Now we know that $\cos A=\cos 18\ne 0$.
This gives \[\left( 2\sin A-4{{\cos }^{2}}A+3 \right)=0\].
We convert the term \[{{\cos }^{2}}A\] into \[{{\sin }^{2}}A\] using \[{{\cos }^{2}}A=1-{{\sin }^{2}}A\].
\[\begin{align}
  & 2\sin A-4{{\cos }^{2}}A+3=0 \\
 & \Rightarrow 2\sin A-4\left( 1-{{\sin }^{2}}A \right)+3=0 \\
 & \Rightarrow 2\sin A+4{{\sin }^{2}}A-1=0 \\
\end{align}\]
This is quadratic equation of $\sin A$ where we assume $x=\sin A$. We get \[4{{x}^{2}}+2x-1=0\].
We know for a general equation of quadratic $a{{x}^{2}}+bx+c=0$, the value of the roots of $x$ will be $x=\dfrac{-b\pm \sqrt{{{b}^{2}}-4ac}}{2a}$.
In the given equation we have \[4{{x}^{2}}+2x-1=0\]. The values of a, b, c are $4,2,-1$ respectively.
We put the values and get $x$ as \[x=\dfrac{-2\pm \sqrt{{{2}^{2}}-4\times \left( -1 \right)\times 4}}{2\times 4}=\dfrac{-2\pm \sqrt{20}}{8}=\dfrac{-1\pm \sqrt{5}}{4}\].

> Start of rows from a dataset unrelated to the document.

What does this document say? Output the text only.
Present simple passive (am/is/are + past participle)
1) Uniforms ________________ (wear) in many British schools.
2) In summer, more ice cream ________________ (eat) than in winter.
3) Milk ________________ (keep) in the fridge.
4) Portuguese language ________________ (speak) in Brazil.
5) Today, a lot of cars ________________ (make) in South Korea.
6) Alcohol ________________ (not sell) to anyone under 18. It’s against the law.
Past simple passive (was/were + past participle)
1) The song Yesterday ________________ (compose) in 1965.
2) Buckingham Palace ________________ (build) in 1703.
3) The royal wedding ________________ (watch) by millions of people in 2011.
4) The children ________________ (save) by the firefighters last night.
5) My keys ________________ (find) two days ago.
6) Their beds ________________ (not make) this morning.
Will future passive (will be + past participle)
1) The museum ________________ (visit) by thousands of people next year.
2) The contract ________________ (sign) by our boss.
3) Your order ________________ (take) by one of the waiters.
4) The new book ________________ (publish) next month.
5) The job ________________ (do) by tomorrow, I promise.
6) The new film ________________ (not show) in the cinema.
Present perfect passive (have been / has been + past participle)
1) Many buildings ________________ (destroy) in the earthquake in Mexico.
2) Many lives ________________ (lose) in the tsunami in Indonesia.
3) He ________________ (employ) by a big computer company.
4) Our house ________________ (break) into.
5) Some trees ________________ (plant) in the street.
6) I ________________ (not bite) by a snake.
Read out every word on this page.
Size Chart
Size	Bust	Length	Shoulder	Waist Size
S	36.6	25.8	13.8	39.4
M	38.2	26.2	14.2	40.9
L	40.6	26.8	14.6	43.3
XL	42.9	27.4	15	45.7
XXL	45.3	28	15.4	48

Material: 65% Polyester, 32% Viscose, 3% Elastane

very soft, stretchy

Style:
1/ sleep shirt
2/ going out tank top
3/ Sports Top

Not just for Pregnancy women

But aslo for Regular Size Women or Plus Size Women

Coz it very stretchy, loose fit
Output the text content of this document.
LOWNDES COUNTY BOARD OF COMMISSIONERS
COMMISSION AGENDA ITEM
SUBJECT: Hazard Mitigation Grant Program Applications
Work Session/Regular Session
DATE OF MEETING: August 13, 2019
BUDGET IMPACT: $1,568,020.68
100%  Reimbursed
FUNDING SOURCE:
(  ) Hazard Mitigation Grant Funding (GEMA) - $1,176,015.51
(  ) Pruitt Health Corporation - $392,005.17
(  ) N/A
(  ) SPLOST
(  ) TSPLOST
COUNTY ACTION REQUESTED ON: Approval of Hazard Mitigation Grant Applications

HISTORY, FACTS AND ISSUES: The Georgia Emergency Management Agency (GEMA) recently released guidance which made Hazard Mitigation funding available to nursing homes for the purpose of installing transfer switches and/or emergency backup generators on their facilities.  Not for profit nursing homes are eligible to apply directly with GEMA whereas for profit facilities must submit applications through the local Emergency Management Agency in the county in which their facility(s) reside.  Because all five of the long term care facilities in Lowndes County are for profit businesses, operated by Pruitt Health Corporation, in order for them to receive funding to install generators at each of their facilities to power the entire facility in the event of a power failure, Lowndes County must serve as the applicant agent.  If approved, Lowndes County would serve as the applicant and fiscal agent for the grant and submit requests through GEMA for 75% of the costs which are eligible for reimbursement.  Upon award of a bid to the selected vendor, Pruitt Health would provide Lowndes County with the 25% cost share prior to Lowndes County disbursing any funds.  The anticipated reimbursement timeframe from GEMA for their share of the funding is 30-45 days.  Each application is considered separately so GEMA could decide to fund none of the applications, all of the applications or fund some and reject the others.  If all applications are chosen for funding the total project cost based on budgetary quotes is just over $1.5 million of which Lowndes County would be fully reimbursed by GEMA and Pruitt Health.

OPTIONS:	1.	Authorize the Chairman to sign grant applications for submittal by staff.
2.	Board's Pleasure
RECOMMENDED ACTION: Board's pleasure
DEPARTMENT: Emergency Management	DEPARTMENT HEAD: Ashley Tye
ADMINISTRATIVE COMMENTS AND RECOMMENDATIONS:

Therefore, \[x=\sin A=\sin 18=\dfrac{-1+\sqrt{5}}{4}\]. The value \[x=\dfrac{-1-\sqrt{5}}{4}\] is not considered as the value of $\sin 18>0$.
Now we use \[\cos 2\beta =1-2{{\sin }^{2}}\beta \]. Putting the value of
We get $\cos 36=1-2{{\sin }^{2}}18=1-2{{\left( \dfrac{-1-\sqrt{5}}{4} \right)}^{2}}=1-\dfrac{3-\sqrt{5}}{4}=\dfrac{1+\sqrt{5}}{4}$.
Therefore, the value of $\cos 36$ is $\dfrac{1+\sqrt{5}}{4}$.

Note: Although for elementary knowledge the principal domain is enough to solve the problem. But if mentioned to find the general solution then the domain changes to $-\infty \le x\le \infty $. In that case we have to use the formula $x=n\pi \pm a$ for $\cos \left( x \right)=\cos a$ where $0\le a\le \pi $.